On 2020-02-16 04:19, Patrick Dupre wrote:
Hello,
On a server nmap -v -n -Pn -p5900-5910 localhost provides:
Starting Nmap 7.70 ( https://nmap.org ) at 2020-02-15 15:07 EST Initiating SYN Stealth Scan at 15:07 Scanning localhost (127.0.0.1) [11 ports] Completed SYN Stealth Scan at 15:07, 0.42s elapsed (11 total ports) Nmap scan report for localhost (127.0.0.1) Host is up (0.000015s latency).
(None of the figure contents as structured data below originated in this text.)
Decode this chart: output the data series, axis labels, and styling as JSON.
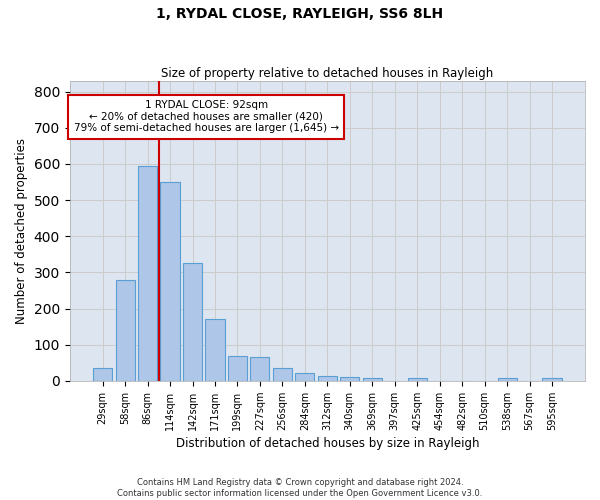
{
  "title": "1, RYDAL CLOSE, RAYLEIGH, SS6 8LH",
  "subtitle": "Size of property relative to detached houses in Rayleigh",
  "xlabel": "Distribution of detached houses by size in Rayleigh",
  "ylabel": "Number of detached properties",
  "bar_labels": [
    "29sqm",
    "58sqm",
    "86sqm",
    "114sqm",
    "142sqm",
    "171sqm",
    "199sqm",
    "227sqm",
    "256sqm",
    "284sqm",
    "312sqm",
    "340sqm",
    "369sqm",
    "397sqm",
    "425sqm",
    "454sqm",
    "482sqm",
    "510sqm",
    "538sqm",
    "567sqm",
    "595sqm"
  ],
  "bar_values": [
    35,
    280,
    595,
    550,
    325,
    170,
    68,
    65,
    35,
    22,
    12,
    10,
    8,
    0,
    8,
    0,
    0,
    0,
    8,
    0,
    8
  ],
  "bar_color": "#aec6e8",
  "bar_edge_color": "#5a9fd4",
  "grid_color": "#cccccc",
  "background_color": "#dde5f0",
  "vline_x_index": 2,
  "vline_color": "#cc0000",
  "annotation_text": "1 RYDAL CLOSE: 92sqm\n← 20% of detached houses are smaller (420)\n79% of semi-detached houses are larger (1,645) →",
  "annotation_box_color": "#cc0000",
  "ylim": [
    0,
    830
  ],
  "yticks": [
    0,
    100,
    200,
    300,
    400,
    500,
    600,
    700,
    800
  ],
  "footer_line1": "Contains HM Land Registry data © Crown copyright and database right 2024.",
  "footer_line2": "Contains public sector information licensed under the Open Government Licence v3.0."
}
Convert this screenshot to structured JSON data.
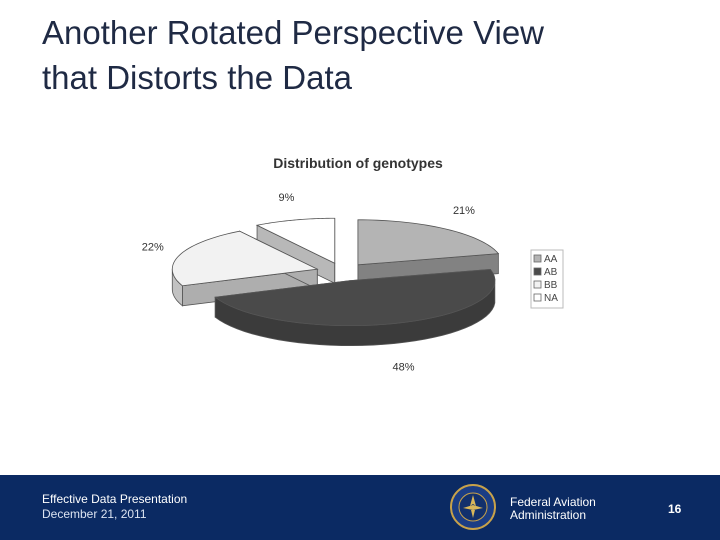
{
  "slide": {
    "title_line1": "Another Rotated Perspective View",
    "title_line2": "that Distorts the Data"
  },
  "chart_data": {
    "type": "pie",
    "title": "Distribution of genotypes",
    "style": "3D exploded pie, rotated perspective",
    "slices": [
      {
        "label": "AA",
        "value": 21,
        "value_label": "21%",
        "color": "#b4b4b4"
      },
      {
        "label": "AB",
        "value": 48,
        "value_label": "48%",
        "color": "#4a4a4a"
      },
      {
        "label": "BB",
        "value": 22,
        "value_label": "22%",
        "color": "#f2f2f2"
      },
      {
        "label": "NA",
        "value": 9,
        "value_label": "9%",
        "color": "#ffffff"
      }
    ],
    "legend_position": "right"
  },
  "footer": {
    "presentation": "Effective Data Presentation",
    "date": "December 21, 2011",
    "agency_line1": "Federal Aviation",
    "agency_line2": "Administration",
    "page_number": "16",
    "seal_text": "FEDERAL AVIATION ADMINISTRATION",
    "background": "#0b2a63"
  }
}
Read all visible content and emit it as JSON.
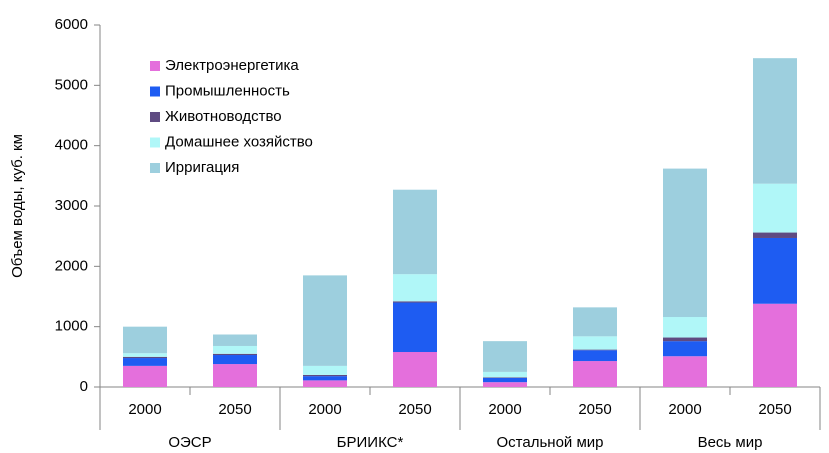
{
  "chart_data": {
    "type": "stacked_bar",
    "y_label": "Объем воды, куб. км",
    "categories": [
      "2000",
      "2050",
      "2000",
      "2050",
      "2000",
      "2050",
      "2000",
      "2050"
    ],
    "groups": [
      "ОЭСР",
      "БРИИКС*",
      "Остальной мир",
      "Весь мир"
    ],
    "series": [
      {
        "name": "Электроэнергетика",
        "color": "#e46fdc",
        "values": [
          350,
          380,
          110,
          580,
          80,
          430,
          510,
          1380
        ]
      },
      {
        "name": "Промышленность",
        "color": "#1e5cf2",
        "values": [
          130,
          150,
          70,
          820,
          70,
          180,
          250,
          1090
        ]
      },
      {
        "name": "Животноводство",
        "color": "#5f4b82",
        "values": [
          20,
          20,
          20,
          20,
          10,
          10,
          60,
          90
        ]
      },
      {
        "name": "Домашнее хозяйство",
        "color": "#b0f7f8",
        "values": [
          60,
          130,
          150,
          450,
          90,
          220,
          340,
          810
        ]
      },
      {
        "name": "Ирригация",
        "color": "#9dcfde",
        "values": [
          440,
          190,
          1500,
          1400,
          510,
          480,
          2460,
          2080
        ]
      }
    ],
    "ylim": [
      0,
      6000
    ],
    "yticks": [
      0,
      1000,
      2000,
      3000,
      4000,
      5000,
      6000
    ],
    "legend": "upper left"
  }
}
Other addresses for localhost (not scanned): ::1
PORT STATE SERVICE 5900/tcp closed vnc 5901/tcp closed vnc-1 5902/tcp closed vnc-2 5903/tcp closed vnc-3 5904/tcp closed unknown 5905/tcp closed unknown 5906/tcp closed unknown 5907/tcp closed unknown 5908/tcp closed unknown 5909/tcp closed unknown 5910/tcp closed cm
Oh, BTW, that nmap command is operating on the localhost and won't be a good indication of a port's status to the outside world.
Example, using the host f31k.
If I am connected to f31k and issue the command I get
PORT STATE SERVICE 5900/tcp closed vnc 5901/tcp closed vnc-1 5902/tcp closed vnc-2 5903/tcp closed vnc-3 5904/tcp closed unknown 5905/tcp closed unknown 5906/tcp closed unknown 5907/tcp closed unknown 5908/tcp closed unknown 5909/tcp closed unknown 5910/tcp closed cm
Which ONLY means no service is running and listening on those ports.
Running from a remote host I get
PORT STATE SERVICE 5900/tcp filtered vnc 5901/tcp filtered vnc-1 5902/tcp filtered vnc-2 5903/tcp filtered vnc-3 5904/tcp filtered unknown 5905/tcp filtered unknown 5906/tcp filtered unknown 5907/tcp filtered unknown 5908/tcp filtered unknown 5909/tcp filtered unknown 5910/tcp filtered cm
And "filtered" means there is a firewall rule in effect.
If you were to open the port, the remote system will report "closed" if there is no service running on the port.